The Bolinas Community Land Trust is partnering with Habitat for Humanity Greater San Francisco to provide local affordable housing for purchase, marking the first time the national organization has partnered with a community land trust, and the first time Bolinas land trust homes will be available for purchase. 

Last month, the Board of Supervisors approved two $400,000 grants from the county’s affordable housing fund and the Measure W community housing fund to help Habitat for Humanity facilitate the purchase of four prefabricated homes on Aspen Road and Overlook Drive. 

The land trust, which owns and developed the two properties, will sell the land to Habitat and provide local engagement and asset management. Habitat will complete the property development, work with qualified applicants and provide financial assistance for the future homeowners.

The homes will be offered through tenancy-in-common agreements. Habitat will own the land and offer the homeowners renewable and inheritable 99-year leases that provide most of the rights of conventional home ownership except for certain use and resale restrictions. 

Arianne Dar, the land trust’s president, explained that no organizations outside of San Francisco provide loans for tenancy-in-common arrangements, so involving the larger organization was essential. “Partnering with Habitat is really groundbreaking because they write their own loans as opposed to residents having to apply for one from a bank,” she said. “Their involvement is crucial to this project.”

The Overlook Drive lot was gifted to the land trust in 2017, while the Aspen site was purchased for the price of the water meter, $300,000, later that year. Originally, Bolinas architect Steve Matson had designed a home for the Overlook lot, but the process of acquiring permits took over a year and the estimate for construction was cost-prohibitive, Ms. Dar said. So she approached Maureen Sedonaen, the C.E.O. of Habitat for Humanity Greater San Francisco and a former Muir Beach resident, to discuss how the two organizations could collaborate. 

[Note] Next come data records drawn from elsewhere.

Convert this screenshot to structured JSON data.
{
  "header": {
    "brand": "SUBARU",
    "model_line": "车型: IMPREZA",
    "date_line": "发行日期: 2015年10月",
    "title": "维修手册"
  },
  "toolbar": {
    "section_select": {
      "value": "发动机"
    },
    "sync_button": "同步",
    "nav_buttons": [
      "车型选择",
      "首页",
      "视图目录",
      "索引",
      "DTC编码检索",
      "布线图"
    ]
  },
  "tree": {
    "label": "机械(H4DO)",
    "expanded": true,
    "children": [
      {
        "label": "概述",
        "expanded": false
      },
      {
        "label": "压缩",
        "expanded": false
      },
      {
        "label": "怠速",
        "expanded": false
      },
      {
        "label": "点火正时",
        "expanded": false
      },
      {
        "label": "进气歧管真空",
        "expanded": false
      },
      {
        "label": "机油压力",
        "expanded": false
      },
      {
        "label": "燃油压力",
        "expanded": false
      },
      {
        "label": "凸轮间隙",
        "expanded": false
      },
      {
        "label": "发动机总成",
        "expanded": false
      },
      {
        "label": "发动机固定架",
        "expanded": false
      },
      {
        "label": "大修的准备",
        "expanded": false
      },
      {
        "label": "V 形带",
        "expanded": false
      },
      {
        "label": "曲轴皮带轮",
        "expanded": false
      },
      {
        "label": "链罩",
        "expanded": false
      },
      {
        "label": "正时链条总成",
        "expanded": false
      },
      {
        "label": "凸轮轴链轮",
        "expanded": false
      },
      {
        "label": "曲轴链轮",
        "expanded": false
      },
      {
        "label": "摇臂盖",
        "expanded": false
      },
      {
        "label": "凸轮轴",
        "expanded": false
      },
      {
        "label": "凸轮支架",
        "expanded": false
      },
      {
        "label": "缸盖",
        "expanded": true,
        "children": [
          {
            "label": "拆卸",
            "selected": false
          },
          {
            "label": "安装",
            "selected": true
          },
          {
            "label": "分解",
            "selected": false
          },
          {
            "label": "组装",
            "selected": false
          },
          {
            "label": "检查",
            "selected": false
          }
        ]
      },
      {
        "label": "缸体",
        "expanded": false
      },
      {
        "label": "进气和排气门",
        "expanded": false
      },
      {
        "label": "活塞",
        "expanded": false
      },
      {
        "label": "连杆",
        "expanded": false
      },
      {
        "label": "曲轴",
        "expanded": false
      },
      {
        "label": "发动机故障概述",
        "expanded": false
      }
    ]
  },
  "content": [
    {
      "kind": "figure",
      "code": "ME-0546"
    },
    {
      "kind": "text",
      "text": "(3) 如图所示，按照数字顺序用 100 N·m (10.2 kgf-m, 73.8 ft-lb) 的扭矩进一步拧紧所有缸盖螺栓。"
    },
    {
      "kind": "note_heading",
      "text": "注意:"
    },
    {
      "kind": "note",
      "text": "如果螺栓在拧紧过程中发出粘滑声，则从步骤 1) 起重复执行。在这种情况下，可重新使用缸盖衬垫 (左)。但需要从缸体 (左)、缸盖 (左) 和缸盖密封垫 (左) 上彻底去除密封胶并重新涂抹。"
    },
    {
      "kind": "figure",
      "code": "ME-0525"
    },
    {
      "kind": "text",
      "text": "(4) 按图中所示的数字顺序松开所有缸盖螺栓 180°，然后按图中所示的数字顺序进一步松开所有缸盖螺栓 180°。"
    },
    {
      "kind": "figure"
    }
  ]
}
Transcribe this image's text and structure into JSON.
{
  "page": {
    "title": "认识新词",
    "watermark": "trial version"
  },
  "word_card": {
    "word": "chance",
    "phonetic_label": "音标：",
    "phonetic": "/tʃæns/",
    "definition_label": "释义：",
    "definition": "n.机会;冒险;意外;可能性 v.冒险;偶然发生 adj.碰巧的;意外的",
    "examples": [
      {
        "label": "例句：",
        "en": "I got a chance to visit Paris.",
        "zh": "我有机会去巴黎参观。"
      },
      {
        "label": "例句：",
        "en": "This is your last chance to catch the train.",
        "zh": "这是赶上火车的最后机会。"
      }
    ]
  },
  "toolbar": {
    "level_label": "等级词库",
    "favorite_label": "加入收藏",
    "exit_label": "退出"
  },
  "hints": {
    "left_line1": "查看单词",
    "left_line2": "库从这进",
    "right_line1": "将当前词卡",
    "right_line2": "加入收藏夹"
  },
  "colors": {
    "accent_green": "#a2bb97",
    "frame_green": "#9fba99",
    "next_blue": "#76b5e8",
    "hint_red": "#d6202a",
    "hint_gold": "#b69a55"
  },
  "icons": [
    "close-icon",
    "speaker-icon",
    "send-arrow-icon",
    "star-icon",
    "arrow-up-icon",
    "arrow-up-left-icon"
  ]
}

“We thought about setting up our own land trust over the hill but, as a former West Marin resident, I know the importance of local guidance cannot be understated,” Ms. Sedonaen said. 

The project consists of four three-bedroom, two-bath homes built by Villa Home. The homes cost half of what it would have cost to build them from scratch in Bolinas, and they came with more amenities, Ms. Dar said. Prefab and modular homes are also better for the environment, she added: “I think it’s the wave of the future for all housing.” 

The price differential between the prefab homes and the original designs was what allowed the project to get approval by the county, added Ms. Dar.

The homes are very similar in appearance, with nine-foot ceilings and lots of windows that make them feel bright and airy despite their compact sizes of 1,200 and 1,000 square feet. Construction on the Overlook project is complete, and the homes now await electrical installation from PG&E. Online waitlist applications are now open through the B.C.L.T.’s website; houses are expected to be sold before the end of the year. 

The coastal permit for the Aspen lot will be approved in October. Anyone opposed to the project will have the normal appeal period in which to object, but under the state’s Housing Accountability Act, unless a housing development will cause “specific adverse public health and safety impacts,” counties cannot outright deny projects. 

A vetting process for Aspen applicants will start in the spring, Ms. Sedonaen said. The homes will be available for purchase at the end of the fiscal year in June. 

Under the deed agreements that Habitat will formalize with homeowners, when residents wish to relocate, Habitat has the first right of repurchase and will buy the house back for the price it was purchased and make necessary repairs. While owners do not build equity through property value increases, they are reimbursed for what they paid. 

“If homeowners pay $2,000 a month for 10 months and then are ready to relocate to market-rate homes, they leave with $20,000 for a down payment,” Ms. Dar said. 

Homeowners will receive a financed mortgage at 30 percent of their monthly income with no interest and no down payment. To qualify, applicants must have a household of at least three people and earn 50 percent to 80 percent of the area median income range, which in Marin is $166,000 for a family of four. Homeowners will be required to receive financial literacy education and complete 250 hours of sweat equity, such as building fences and decks. 

The $400,000 from the Measure W fund is one of the largest grants West Marin’s transient occupancy tax has provided, second only to the $625,000 granted to another of the Bolinas Community Land Trust’s projects, at 31 Wharf Road. In the past, the county has invested an average of $50,000 per unit of affordable housing, but county staff say that number does not reflect the cost of developing and permitting homes in West Marin. 

“It’s a lot of money, but Habitat for Humanity has shown they can get the job done for a project of this scope. And the [Bolinas] land trust has done their share of heavy lifting,” said Scott Hochstrasser, who sits on the Measure W working group. “The land trust did a great job of putting together a shovel-ready project.” 

Operating since 1982, the Bolinas Community Land Trust has six operating properties housing 25 households in studio spaces, shared living and family-sized homes. The group has a long-term goal of creating 50 affordable housing units in Bolinas.